The announcement came in the form of an opinion from the DOJ’s Office of Legal Counsel (OLC) late on Friday afternoon. The opinion, signed by Assistant Attorney General Steve Engel—a Trump appointee—concluded that Congress does not have a legitimate lawmaking purpose for demanding the president’s tax returns, and assessed that lawmakers only wanted the documents so they could make them public. At issue is a long-overlooked provision in federal law that gives the chairman of the House Ways and Means Committee wide latitude to ask for individuals’ tax returns. But according to the OLC opinion, Congress never had the right to give itself the power to demand confidential executive branch material for reasons other than lawmaking.
“Congress could not constitutionally confer upon the Committee the right to compel the Executive Branch to disclose confidential information without a legitimate legislative purpose,” the opinion reads.
Moreover, the Justice Department accused the House Ways and Means Committee of overstepping simply by requesting the tax returns.
Chairman Rep.

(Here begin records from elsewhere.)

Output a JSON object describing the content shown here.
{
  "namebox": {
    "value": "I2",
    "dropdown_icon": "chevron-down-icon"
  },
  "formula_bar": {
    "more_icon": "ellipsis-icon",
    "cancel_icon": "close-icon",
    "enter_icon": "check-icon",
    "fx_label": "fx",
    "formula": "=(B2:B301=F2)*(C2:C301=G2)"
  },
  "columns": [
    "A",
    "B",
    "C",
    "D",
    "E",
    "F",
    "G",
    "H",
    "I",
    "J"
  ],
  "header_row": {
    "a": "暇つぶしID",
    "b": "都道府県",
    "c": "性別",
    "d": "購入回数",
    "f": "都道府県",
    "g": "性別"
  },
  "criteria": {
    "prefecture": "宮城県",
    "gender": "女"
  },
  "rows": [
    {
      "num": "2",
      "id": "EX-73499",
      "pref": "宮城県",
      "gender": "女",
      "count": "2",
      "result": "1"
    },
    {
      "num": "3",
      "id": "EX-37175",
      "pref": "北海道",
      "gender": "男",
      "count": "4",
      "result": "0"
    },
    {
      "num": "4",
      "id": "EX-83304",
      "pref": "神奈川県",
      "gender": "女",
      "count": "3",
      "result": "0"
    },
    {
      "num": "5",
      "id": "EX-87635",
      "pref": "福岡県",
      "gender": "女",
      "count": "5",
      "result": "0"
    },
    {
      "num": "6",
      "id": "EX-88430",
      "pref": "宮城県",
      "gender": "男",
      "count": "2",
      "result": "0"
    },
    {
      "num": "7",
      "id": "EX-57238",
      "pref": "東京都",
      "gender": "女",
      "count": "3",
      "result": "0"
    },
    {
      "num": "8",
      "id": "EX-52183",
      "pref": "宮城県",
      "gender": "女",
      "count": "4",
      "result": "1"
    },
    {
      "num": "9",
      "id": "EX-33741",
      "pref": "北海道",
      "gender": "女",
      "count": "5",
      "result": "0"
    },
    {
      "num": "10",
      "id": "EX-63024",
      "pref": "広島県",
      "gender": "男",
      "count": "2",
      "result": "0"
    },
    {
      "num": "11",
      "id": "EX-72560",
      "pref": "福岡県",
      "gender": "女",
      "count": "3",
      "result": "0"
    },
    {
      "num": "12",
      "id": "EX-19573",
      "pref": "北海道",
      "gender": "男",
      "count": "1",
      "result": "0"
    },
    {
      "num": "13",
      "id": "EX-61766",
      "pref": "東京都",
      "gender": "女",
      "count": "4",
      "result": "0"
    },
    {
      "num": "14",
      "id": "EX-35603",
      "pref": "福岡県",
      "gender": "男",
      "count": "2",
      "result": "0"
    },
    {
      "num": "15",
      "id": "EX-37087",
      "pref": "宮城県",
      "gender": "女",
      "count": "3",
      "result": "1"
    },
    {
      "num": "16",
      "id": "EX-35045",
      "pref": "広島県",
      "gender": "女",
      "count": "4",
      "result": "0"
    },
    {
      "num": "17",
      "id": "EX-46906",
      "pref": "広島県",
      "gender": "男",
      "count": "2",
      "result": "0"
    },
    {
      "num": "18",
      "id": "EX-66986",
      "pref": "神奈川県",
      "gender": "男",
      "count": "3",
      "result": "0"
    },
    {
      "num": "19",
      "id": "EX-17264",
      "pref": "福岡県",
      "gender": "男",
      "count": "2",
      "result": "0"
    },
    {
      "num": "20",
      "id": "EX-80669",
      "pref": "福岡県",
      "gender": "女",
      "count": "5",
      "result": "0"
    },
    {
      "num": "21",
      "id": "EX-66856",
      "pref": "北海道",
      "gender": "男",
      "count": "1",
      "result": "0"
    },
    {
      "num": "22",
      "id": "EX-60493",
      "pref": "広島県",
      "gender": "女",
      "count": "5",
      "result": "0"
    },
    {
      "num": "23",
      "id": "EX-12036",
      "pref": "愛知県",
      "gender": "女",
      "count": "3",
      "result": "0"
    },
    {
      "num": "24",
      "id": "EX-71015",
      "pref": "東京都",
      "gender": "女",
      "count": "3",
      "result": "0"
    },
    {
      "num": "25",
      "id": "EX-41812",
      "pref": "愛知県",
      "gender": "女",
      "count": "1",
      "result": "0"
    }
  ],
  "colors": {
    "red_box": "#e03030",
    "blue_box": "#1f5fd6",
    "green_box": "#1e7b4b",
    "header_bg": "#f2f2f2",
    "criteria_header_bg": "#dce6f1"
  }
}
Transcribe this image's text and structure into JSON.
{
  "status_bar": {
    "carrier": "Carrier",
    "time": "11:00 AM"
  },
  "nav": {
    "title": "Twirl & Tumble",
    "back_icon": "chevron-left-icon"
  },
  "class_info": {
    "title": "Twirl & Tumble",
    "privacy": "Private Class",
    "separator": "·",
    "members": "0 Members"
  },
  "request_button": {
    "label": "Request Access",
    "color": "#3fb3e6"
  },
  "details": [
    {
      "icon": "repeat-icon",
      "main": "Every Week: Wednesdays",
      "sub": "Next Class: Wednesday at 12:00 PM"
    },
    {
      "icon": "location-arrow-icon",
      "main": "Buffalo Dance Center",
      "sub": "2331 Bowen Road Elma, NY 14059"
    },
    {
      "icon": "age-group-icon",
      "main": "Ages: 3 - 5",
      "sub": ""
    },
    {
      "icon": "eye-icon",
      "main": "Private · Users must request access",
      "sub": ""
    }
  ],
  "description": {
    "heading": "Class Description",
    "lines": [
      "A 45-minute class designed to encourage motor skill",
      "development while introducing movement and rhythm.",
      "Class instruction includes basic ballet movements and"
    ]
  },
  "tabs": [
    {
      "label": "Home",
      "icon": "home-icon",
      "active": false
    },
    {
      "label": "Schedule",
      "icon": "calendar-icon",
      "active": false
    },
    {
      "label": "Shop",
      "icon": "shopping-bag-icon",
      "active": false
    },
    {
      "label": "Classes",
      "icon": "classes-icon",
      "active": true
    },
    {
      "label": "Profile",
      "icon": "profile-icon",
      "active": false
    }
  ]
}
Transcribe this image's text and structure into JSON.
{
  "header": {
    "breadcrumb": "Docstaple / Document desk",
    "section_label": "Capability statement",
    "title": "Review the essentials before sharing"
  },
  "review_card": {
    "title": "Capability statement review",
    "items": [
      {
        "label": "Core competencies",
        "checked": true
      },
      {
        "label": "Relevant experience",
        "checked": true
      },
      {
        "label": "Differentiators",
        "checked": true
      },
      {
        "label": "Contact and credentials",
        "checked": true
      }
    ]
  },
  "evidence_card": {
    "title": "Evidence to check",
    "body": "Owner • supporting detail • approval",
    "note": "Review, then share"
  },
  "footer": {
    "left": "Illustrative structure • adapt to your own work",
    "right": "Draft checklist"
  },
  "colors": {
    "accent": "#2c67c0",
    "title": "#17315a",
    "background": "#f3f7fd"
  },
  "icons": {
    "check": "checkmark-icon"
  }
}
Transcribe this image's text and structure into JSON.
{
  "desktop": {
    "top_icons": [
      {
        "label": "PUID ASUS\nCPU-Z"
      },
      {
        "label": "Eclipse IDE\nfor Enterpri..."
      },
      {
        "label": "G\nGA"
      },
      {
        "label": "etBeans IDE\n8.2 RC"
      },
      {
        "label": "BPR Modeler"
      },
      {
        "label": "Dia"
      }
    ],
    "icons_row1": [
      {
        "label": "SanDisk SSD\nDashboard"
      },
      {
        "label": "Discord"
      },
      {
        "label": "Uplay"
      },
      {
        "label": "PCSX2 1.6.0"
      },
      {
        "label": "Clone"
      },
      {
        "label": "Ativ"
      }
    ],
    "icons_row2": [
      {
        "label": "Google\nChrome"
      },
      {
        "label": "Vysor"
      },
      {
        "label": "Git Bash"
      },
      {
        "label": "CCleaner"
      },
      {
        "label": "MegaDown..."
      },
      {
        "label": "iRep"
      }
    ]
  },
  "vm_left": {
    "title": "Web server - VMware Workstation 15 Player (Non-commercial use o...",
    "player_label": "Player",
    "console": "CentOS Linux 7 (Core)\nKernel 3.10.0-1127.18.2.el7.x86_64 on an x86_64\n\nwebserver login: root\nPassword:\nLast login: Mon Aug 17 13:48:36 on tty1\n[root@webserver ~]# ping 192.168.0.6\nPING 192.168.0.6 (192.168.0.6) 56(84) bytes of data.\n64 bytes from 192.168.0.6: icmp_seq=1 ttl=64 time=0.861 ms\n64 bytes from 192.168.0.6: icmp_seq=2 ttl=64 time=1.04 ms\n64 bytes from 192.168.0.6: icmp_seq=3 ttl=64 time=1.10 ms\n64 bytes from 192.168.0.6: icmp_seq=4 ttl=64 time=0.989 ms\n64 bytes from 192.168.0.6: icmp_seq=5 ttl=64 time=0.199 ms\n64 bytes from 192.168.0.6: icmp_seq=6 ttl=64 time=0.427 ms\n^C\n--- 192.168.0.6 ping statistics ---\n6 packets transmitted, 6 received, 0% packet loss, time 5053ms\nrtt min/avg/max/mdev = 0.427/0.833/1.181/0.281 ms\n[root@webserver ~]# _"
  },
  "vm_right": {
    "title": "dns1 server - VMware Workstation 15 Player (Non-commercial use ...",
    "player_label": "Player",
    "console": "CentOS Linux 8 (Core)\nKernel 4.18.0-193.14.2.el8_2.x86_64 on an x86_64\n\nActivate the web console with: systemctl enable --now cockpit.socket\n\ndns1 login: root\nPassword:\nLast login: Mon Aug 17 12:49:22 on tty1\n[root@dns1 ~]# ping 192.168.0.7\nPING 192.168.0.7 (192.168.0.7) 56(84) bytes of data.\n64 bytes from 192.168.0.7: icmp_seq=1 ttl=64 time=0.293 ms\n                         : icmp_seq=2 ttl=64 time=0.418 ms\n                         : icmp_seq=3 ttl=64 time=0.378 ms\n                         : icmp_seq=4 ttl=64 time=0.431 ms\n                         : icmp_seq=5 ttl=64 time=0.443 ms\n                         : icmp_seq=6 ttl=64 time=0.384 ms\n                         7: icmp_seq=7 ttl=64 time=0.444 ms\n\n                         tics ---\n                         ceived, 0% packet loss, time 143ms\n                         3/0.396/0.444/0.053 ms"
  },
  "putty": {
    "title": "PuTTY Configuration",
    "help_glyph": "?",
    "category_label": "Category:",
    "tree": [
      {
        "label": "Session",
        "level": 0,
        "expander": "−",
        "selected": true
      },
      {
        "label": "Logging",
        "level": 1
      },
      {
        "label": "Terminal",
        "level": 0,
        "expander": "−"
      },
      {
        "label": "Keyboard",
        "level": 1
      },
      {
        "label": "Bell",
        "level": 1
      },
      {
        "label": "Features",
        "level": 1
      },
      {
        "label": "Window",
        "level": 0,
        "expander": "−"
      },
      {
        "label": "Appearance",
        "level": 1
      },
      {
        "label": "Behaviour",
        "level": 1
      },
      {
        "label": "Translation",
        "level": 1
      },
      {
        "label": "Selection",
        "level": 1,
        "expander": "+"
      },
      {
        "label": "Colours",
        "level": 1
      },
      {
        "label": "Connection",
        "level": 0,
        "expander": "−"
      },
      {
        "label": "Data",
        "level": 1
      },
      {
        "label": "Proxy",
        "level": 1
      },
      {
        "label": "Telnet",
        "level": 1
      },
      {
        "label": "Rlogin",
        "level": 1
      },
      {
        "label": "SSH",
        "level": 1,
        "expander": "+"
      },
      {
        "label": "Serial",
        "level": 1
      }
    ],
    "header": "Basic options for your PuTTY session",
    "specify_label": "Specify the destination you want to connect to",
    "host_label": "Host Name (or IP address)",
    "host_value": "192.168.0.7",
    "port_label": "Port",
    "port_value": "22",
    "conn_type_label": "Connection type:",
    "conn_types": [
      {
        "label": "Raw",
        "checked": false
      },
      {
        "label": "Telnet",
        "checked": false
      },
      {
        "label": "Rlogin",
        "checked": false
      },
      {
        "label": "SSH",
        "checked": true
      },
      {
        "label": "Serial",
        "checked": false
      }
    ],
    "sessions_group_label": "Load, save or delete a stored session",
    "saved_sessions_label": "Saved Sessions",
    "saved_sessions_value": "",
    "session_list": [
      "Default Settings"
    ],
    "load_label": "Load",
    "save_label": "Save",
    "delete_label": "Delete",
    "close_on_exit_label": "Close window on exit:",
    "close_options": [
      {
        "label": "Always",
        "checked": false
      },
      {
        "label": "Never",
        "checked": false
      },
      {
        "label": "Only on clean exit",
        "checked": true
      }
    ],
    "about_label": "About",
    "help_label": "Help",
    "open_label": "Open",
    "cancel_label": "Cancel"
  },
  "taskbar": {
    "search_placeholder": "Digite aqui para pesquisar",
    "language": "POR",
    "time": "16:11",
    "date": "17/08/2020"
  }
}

Richard Neal’s request “that Treasury turn over the President’s tax returns, for the apparent purpose of making them public, amounted to an unprecedented use of the Committee’s authority and raised a serious risk of abuse,” the opinion argued.
It’s an unsurprising setback to congressional efforts to get some of the most-discussed confidential documents in American public life: Trump’s tax returns. The president broke from decades-long precedent in 2016 when he refused to release his tax returns as a candidate. He claimed it was because the IRS was auditing him—an assertion that doesn’t hold water, as any audit wouldn’t have precluded the release of his tax documents.
When Democrats took control of the House in 2018, they promised an oversight onslaught directed at the White House. Top on their list: the tax returns. So on April 3, Ways and Means Chairman Richard Neal asked the IRS to fork over the records. Friday’s OLC opinion is a line in the sand: no tax returns without a legal fight.
And that’s likely to come. Neal will have to consider subpoenaing the IRS to turn over the returns. If and when the IRS fights that subpoena, it will go to court.
This is far from the only hot oversight fight. This past week, Congressional Democrats voted to highlight the power of their committee chairs to ask federal judges to enforce their subpoenas. And Democrats moved to hold Attorney General Bill Barr and Commerce Sec. Wilbur Ross in contempt for refusing to turn over documents related to Republican efforts to add a question to the 2020 census about citizenship. Meanwhile, House Judiciary Committee Republicans touted an agreement with DOJ to view underlying evidence from Special Counsel Robert Mueller’s investigation. But they may have celebrated too soon; senior administration officials say the White House will work with DOJ to decide which specific materials they actually get to view.